BISNISMARKET.COM - Presiden Republik Indonesia, Prabowo Subianto, baru-baru ini memberikan sorotan tajam terhadap pengadaan mobil dinas baru milik seorang gubernur yang menelan anggaran fantastis mencapai Rp8 miliar. Pernyataan ini segera memicu respons dari Pemerintah Provinsi Kalimantan Timur (Pemprov Kaltim).

Sorotan dari kepala negara tersebut mengenai alokasi anggaran mewah untuk kendaraan operasional pejabat daerah menjadi perhatian publik dan media nasional. Hal ini menyoroti isu efisiensi anggaran di tingkat pemerintahan provinsi.

Menanggapi hal tersebut, Pemprov Kaltim memastikan bahwa seluruh proses administrasi terkait pengembalian mobil dinas milik Gubernur Kaltim, Rudy Mas'ud, senilai Rp8,49 miliar telah diselesaikan. Langkah ini diambil di tengah meningkatnya sorotan publik terhadap aspek efisiensi keuangan daerah.

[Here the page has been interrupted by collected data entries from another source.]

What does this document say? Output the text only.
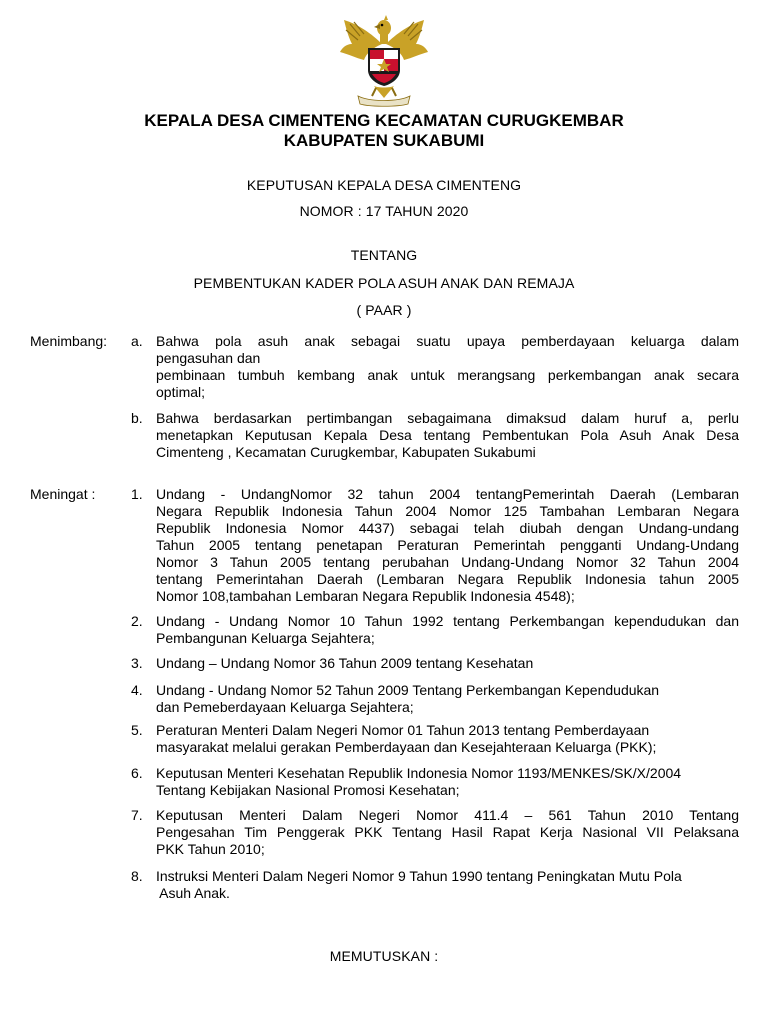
KEPALA DESA CIMENTENG KECAMATAN CURUGKEMBAR
KABUPATEN SUKABUMI
KEPUTUSAN KEPALA DESA CIMENTENG
NOMOR : 17 TAHUN 2020
TENTANG
PEMBENTUKAN KADER POLA ASUH ANAK DAN REMAJA
( PAAR )
Menimbang: a. Bahwa pola asuh anak sebagai suatu upaya pemberdayaan keluarga dalam
pengasuhan dan
pembinaan tumbuh kembang anak untuk merangsang perkembangan anak secara
optimal;
b. Bahwa berdasarkan pertimbangan sebagaimana dimaksud dalam huruf a, perlu
menetapkan Keputusan Kepala Desa tentang Pembentukan Pola Asuh Anak Desa
Cimenteng , Kecamatan Curugkembar, Kabupaten Sukabumi
Meningat :	1. Undang - UndangNomor 32 tahun 2004 tentangPemerintah Daerah (Lembaran
Negara Republik Indonesia Tahun 2004 Nomor 125 Tambahan Lembaran Negara
Republik Indonesia Nomor 4437) sebagai telah diubah dengan Undang-undang
Tahun 2005 tentang penetapan Peraturan Pemerintah pengganti Undang-Undang
Nomor 3 Tahun 2005 tentang perubahan Undang-Undang Nomor 32 Tahun 2004
tentang Pemerintahan Daerah (Lembaran Negara Republik Indonesia tahun 2005
Nomor 108,tambahan Lembaran Negara Republik Indonesia 4548);
2. Undang - Undang Nomor 10 Tahun 1992 tentang Perkembangan kependudukan dan
Pembangunan Keluarga Sejahtera;
3. Undang – Undang Nomor 36 Tahun 2009 tentang Kesehatan
4. Undang - Undang Nomor 52 Tahun 2009 Tentang Perkembangan Kependudukan
dan Pemeberdayaan Keluarga Sejahtera;
5. Peraturan Menteri Dalam Negeri Nomor 01 Tahun 2013 tentang Pemberdayaan
masyarakat melalui gerakan Pemberdayaan dan Kesejahteraan Keluarga (PKK);
6. Keputusan Menteri Kesehatan Republik Indonesia Nomor 1193/MENKES/SK/X/2004
Tentang Kebijakan Nasional Promosi Kesehatan;
7. Keputusan Menteri Dalam Negeri Nomor 411.4 – 561 Tahun 2010 Tentang
Pengesahan Tim Penggerak PKK Tentang Hasil Rapat Kerja Nasional VII Pelaksana
PKK Tahun 2010;
8. Instruksi Menteri Dalam Negeri Nomor 9 Tahun 1990 tentang Peningkatan Mutu Pola
Asuh Anak.
MEMUTUSKAN :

Kepala Dinas Komunikasi dan Informatika (Diskominfo) Kaltim, Muhammad Faisal, memberikan keterangan resmi mengenai status aset tersebut. Ia menegaskan bahwa secara prosedural, pengadaan tersebut sudah dianggap final dari sisi administrasi.

"Secara hitungan dan administratif proses pengadaan dianggap sudah tuntas, karena mobil tersebut belum pernah dipakai ke lapangan," kata Kepala Diskominfo Kaltim Muhammad Faisal dilansir Antara, Sabtu (21/3/2026).

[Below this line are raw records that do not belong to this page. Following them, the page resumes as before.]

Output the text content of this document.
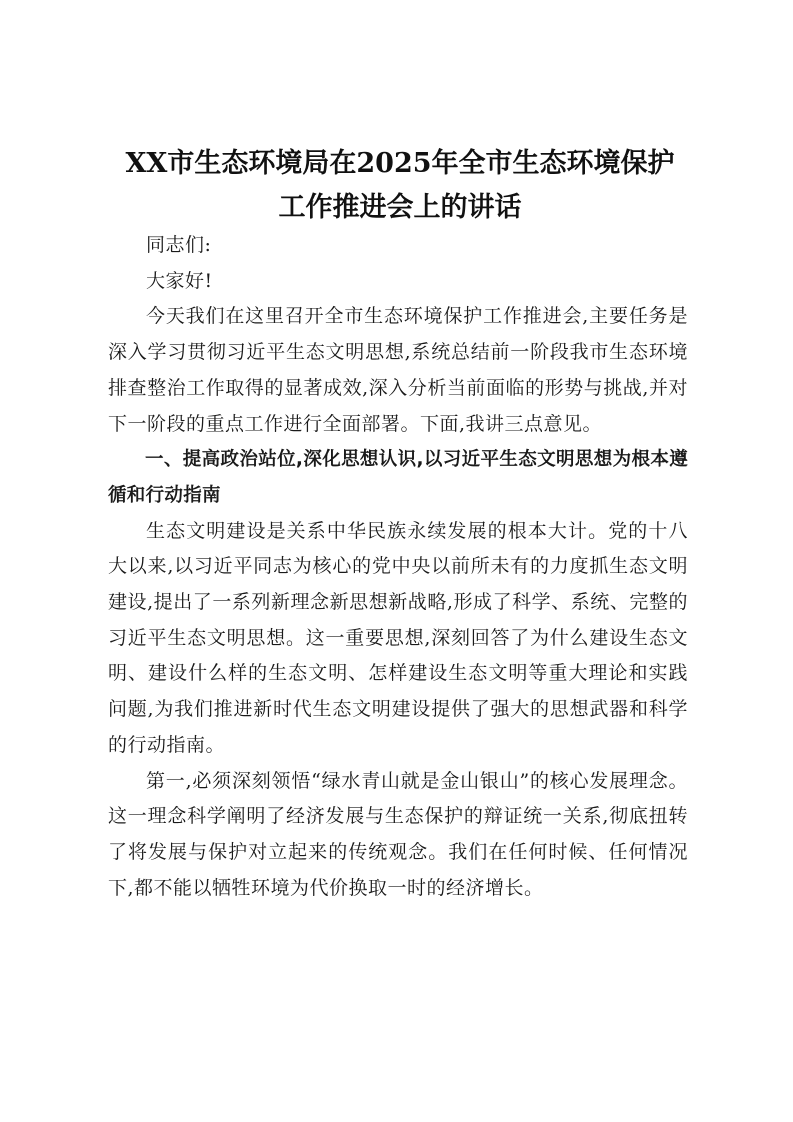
XX市生态环境局在2025年全市生态环境保护
工作推进会上的讲话

同志们:

大家好!

今天我们在这里召开全市生态环境保护工作推进会,主要任务是深入学习贯彻习近平生态文明思想,系统总结前一阶段我市生态环境排查整治工作取得的显著成效,深入分析当前面临的形势与挑战,并对下一阶段的重点工作进行全面部署。下面,我讲三点意见。

一、提高政治站位,深化思想认识,以习近平生态文明思想为根本遵循和行动指南

生态文明建设是关系中华民族永续发展的根本大计。党的十八大以来,以习近平同志为核心的党中央以前所未有的力度抓生态文明建设,提出了一系列新理念新思想新战略,形成了科学、系统、完整的习近平生态文明思想。这一重要思想,深刻回答了为什么建设生态文明、建设什么样的生态文明、怎样建设生态文明等重大理论和实践问题,为我们推进新时代生态文明建设提供了强大的思想武器和科学的行动指南。

第一,必须深刻领悟“绿水青山就是金山银山”的核心发展理念。这一理念科学阐明了经济发展与生态保护的辩证统一关系,彻底扭转了将发展与保护对立起来的传统观念。我们在任何时候、任何情况下,都不能以牺牲环境为代价换取一时的经济增长。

Faisal kemudian memberikan rincian mengenai struktur pembayaran mobil dinas bernilai miliaran rupiah tersebut. Rincian ini bertujuan untuk memberikan transparansi penuh kepada masyarakat mengenai aliran dana.

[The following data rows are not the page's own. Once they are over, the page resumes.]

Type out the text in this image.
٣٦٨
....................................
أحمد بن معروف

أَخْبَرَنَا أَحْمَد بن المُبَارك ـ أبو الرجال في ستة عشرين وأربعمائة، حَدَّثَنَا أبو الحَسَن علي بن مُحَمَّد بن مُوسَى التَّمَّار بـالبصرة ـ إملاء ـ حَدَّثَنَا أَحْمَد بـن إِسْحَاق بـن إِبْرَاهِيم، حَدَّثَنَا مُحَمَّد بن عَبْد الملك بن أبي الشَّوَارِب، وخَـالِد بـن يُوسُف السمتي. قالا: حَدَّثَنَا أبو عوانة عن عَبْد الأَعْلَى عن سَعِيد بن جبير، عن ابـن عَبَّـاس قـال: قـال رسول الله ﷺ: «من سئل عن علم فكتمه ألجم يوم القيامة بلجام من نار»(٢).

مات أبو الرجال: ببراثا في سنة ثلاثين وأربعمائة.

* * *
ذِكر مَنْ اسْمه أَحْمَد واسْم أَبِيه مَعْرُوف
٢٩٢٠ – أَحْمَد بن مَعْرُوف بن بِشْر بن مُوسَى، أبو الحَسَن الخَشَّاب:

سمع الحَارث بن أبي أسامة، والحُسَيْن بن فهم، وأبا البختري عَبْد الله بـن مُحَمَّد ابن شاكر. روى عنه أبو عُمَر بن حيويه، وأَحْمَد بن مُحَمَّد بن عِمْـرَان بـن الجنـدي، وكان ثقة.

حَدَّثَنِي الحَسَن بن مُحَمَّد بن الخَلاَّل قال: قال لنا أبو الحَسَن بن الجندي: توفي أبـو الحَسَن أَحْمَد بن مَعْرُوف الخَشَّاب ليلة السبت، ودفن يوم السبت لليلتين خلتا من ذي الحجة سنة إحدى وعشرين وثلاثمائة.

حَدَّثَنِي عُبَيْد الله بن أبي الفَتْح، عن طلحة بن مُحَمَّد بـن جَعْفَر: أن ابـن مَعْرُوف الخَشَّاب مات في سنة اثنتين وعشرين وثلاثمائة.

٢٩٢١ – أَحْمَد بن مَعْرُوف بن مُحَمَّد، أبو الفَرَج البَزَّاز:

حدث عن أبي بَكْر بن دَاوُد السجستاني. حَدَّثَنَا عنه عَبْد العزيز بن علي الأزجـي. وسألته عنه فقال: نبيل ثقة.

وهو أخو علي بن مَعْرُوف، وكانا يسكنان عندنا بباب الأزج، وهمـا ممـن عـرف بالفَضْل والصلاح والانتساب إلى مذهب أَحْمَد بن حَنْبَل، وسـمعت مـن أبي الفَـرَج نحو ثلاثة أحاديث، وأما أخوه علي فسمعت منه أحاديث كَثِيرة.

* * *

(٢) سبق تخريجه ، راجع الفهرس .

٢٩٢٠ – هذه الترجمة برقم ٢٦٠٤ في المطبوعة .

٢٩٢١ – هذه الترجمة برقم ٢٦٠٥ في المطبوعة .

Ia merinci bahwa dari total harga pembelian yang mencapai Rp8,49 miliar, jumlah bersih yang diterima oleh pihak penyedia armada atau dealer sesungguhnya hanya sebesar Rp7,5 miliar. Angka ini menunjukkan adanya komponen biaya yang disisihkan dari total transaksi.

Faisal menjelaskan bahwa selisih nilai yang hampir mencapai Rp1 miliar dalam transaksi pengadaan tersebut merupakan potongan wajib negara. Potongan tersebut meliputi Pajak Pertambahan Nilai (PPN) serta Pajak Penghasilan (PPh) yang sudah disetorkan langsung ke kas pemerintahan pusat.

Penyelesaian administrasi ini menjadi penutup sementara polemik publik terkait pemakaian anggaran daerah untuk pembelian kendaraan mewah di tengah tuntutan efisiensi oleh Presiden.